We highlight the contributions described in this dissertation and envision the future works. First, a comprehensive background, related works, and dataset information are given at the beginning of this dissertation. The latter part of the dissertation focuses on researching the LRFR task from several aspects. First, we curate two face datasets, the VBOLO dataset which was collected from a real surveillance camera network, and the NDFaceReID dataset which was collected under a near-surveillance environment.
Second, we employ deep neural networks and research on two major face recognition tasks in digital forensics, face re-identification, and face identification. For each task, we propose new deep architectures and training strategies to improve the performance of the real surveillance datasets. We also conduct studies on the capacity of the deep models on the LQ face images from these datasets utilizing an efficient model searching engine to get the insight on performance change as gradually change the complexity of the deep network and the input size.

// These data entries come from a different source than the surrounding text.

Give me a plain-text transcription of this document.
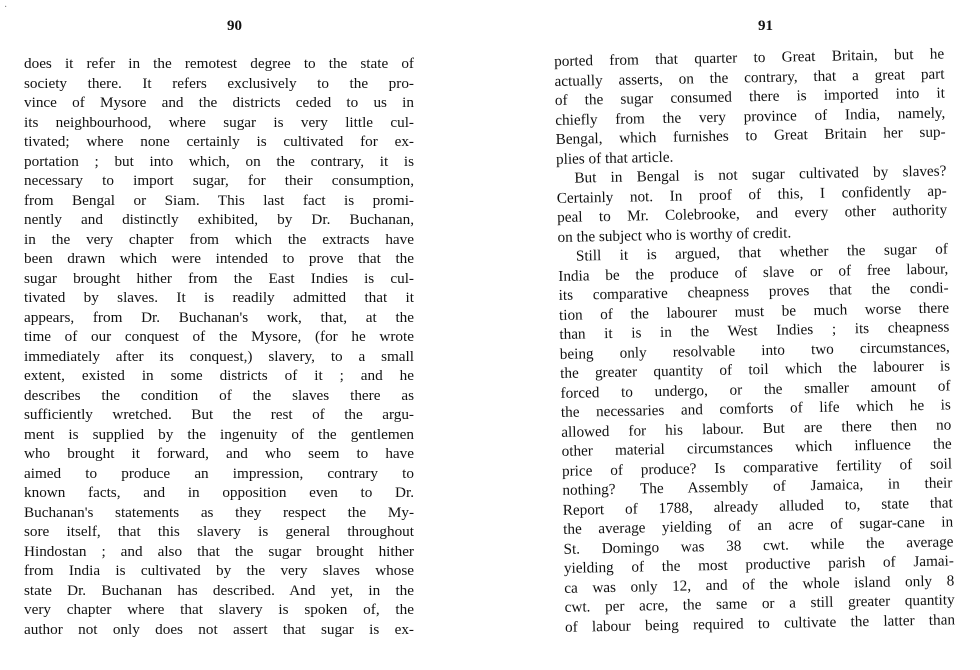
·
90
does it refer in the remotest degree to the state of
society there. It refers exclusively to the pro-
vince of Mysore and the districts ceded to us in
its neighbourhood, where sugar is very little cul-
tivated; where none certainly is cultivated for ex-
portation ; but into which, on the contrary, it is
necessary to import sugar, for their consumption,
from Bengal or Siam. This last fact is promi-
nently and distinctly exhibited, by Dr. Buchanan,
in the very chapter from which the extracts have
been drawn which were intended to prove that the
sugar brought hither from the East Indies is cul-
tivated by slaves. It is readily admitted that it
appears, from Dr. Buchanan's work, that, at the
time of our conquest of the Mysore, (for he wrote
immediately after its conquest,) slavery, to a small
extent, existed in some districts of it ; and he
describes the condition of the slaves there as
sufficiently wretched. But the rest of the argu-
ment is supplied by the ingenuity of the gentlemen
who brought it forward, and who seem to have
aimed to produce an impression, contrary to
known facts, and in opposition even to Dr.
Buchanan's statements as they respect the My-
sore itself, that this slavery is general throughout
Hindostan ; and also that the sugar brought hither
from India is cultivated by the very slaves whose
state Dr. Buchanan has described. And yet, in the
very chapter where that slavery is spoken of, the
author not only does not assert that sugar is ex-
91
ported from that quarter to Great Britain, but he
actually asserts, on the contrary, that a great part
of the sugar consumed there is imported into it
chiefly from the very province of India, namely,
Bengal, which furnishes to Great Britain her sup-
plies of that article.
But in Bengal is not sugar cultivated by slaves?
Certainly not. In proof of this, I confidently ap-
peal to Mr. Colebrooke, and every other authority
on the subject who is worthy of credit.
Still it is argued, that whether the sugar of
India be the produce of slave or of free labour,
its comparative cheapness proves that the condi-
tion of the labourer must be much worse there
than it is in the West Indies ; its cheapness
being only resolvable into two circumstances,
the greater quantity of toil which the labourer is
forced to undergo, or the smaller amount of
the necessaries and comforts of life which he is
allowed for his labour. But are there then no
other material circumstances which influence the
price of produce? Is comparative fertility of soil
nothing? The Assembly of Jamaica, in their
Report of 1788, already alluded to, state that
the average yielding of an acre of sugar-cane in
St. Domingo was 38 cwt. while the average
yielding of the most productive parish of Jamai-
ca was only 12, and of the whole island only 8
cwt. per acre, the same or a still greater quantity
of labour being required to cultivate the latter than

Third, considering the fact of lacking training data at scale, we develop a practical way to solve the face recognition task under this consideration. We address weakly-supervised LRFR in videos by incorporating pre-trained general face recognition models as prior and propose an approach to gradually adapting a general face recognition model into a more robust LQ face recognition model.

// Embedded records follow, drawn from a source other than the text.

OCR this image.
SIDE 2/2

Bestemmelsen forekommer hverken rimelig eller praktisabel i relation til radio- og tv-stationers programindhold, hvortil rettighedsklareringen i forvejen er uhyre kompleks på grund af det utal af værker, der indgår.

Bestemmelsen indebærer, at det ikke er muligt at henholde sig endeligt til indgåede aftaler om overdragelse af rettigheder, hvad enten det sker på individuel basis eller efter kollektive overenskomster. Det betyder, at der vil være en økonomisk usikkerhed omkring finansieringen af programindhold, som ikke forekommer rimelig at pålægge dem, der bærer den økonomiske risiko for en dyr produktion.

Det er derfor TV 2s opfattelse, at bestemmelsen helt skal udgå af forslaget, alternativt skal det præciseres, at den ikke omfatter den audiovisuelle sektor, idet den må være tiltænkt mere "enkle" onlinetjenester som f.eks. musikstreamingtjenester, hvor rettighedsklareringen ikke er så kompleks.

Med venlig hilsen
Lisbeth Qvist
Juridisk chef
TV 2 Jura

Finally, we explore the face redaction task in surveillance quality videos. We address the challenges compared to a redaction system for HQ face images in video frames. By employing a state-of-the-art stacked hour-glass as well as intermediate supervision during training, we are able to evaluate the performance of a face redaction system with very LQ surveillance videos. By providing a qualitative result, we are able to foresee the potential directions to improve the existing method. First, a more reliable facial keypoint detector needs to specifically curated for LQ face images, contour or template matching could be applied when not detailed information on the face could be catching due to the image degradation. This could be fused with the SOTA face landmark detectors.